A priest-friend mentioned, sometime over the past twelve months, “you will never be the same as you were before; your body will be changed, and seemingly only for the worse, by the treatments. But you will survive. It’s as if you will have a chance to start over.” I have to admit that I was not always comfortable with the word “survivor,” but it is growing on me. I do not feel, however, like a survivor who made it to the top of the hill and planted a victorious flag.
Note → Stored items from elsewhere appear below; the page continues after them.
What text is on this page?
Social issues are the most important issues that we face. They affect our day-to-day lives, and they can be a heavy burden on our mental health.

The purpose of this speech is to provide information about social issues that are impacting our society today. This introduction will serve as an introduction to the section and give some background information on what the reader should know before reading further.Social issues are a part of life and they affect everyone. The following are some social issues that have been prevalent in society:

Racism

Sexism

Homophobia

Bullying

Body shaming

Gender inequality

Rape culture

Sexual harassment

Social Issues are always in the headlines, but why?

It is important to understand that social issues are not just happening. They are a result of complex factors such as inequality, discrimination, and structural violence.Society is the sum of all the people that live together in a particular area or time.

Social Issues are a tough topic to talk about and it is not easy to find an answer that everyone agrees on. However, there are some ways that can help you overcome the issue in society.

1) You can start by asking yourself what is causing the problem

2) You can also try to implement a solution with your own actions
Instead, I feel more like a survivor who was in a shipwreck and got washed up on the shore, exhausted and wondering how he was spared. Perhaps with the passage of time I will feel more like the one who planted the victorious flag, but not today.
One of the most humbling and powerful things I will take away from all of this is my awareness of all the other people who are survivors, too, and those presently engaged in the struggle. I have jokingly told more than one doctor, “You’re taking all the fun out of having cancer!” Yes, the humor is dark, but it is also real – in that there is nothing fun about this. My heart goes out in a special way to those still engaged in the battle against cancer.
I have also become more aware that the same cancer ordeal that ravages the body can put us in a place so close to God that we can feel His presence in a new way, every moment. The same cancer that weakens and batters us can dissolve the barriers that could lie between us and our Creator. I have felt the everlasting arms of God around me and I have come to know anew that I am loved, cherished, and protected there – forever.
Although I have said this many times over the past twelve months, let me quote again from my dear Mom one more time: “This wouldn’t be a good time to drop me from your prayer list!” My surgeon re-worked my digestive system for the sake of healing, so I will have a follow-up surgery to “put things right.” That surgery is scheduled for March 4th, six weeks after today’s final chemo treatment. By then, hopefully, I will feel a lot more like the survivor who has made it to the top of the hill to plant the victorious flag – God willing! Together, let us pray.
Prayer to St. Peregrine, Patron of Cancer Patients
Glorious wonder-worker, St. Peregrine, you answered the divine call with a ready spirit. Forsaking all the comforts of the world, you dedicated yourself to God. You labored for the salvation of souls and, in union with Jesus, you endured the most painful sufferings with great patience. You were healed miraculously by a touch of His divine hand. Obtain for us, please, the grace to answer every call of God like you did and to fulfill His will in all the moments and events of our lives. Enkindle in our hearts consuming zeal for the salvation of others; deliver us from the infirmities that afflict our bodies.
Help us to be perfectly resigned to the sufferings that come our way. Help us to imitate the same Jesus who touched and healed you. Help us also imitate His Sorrowful Mother in the way we live with hope and in the way we long for eternal glory in heaven. St. Peregrine, pray for us and for all who invoke your aid today. Amen.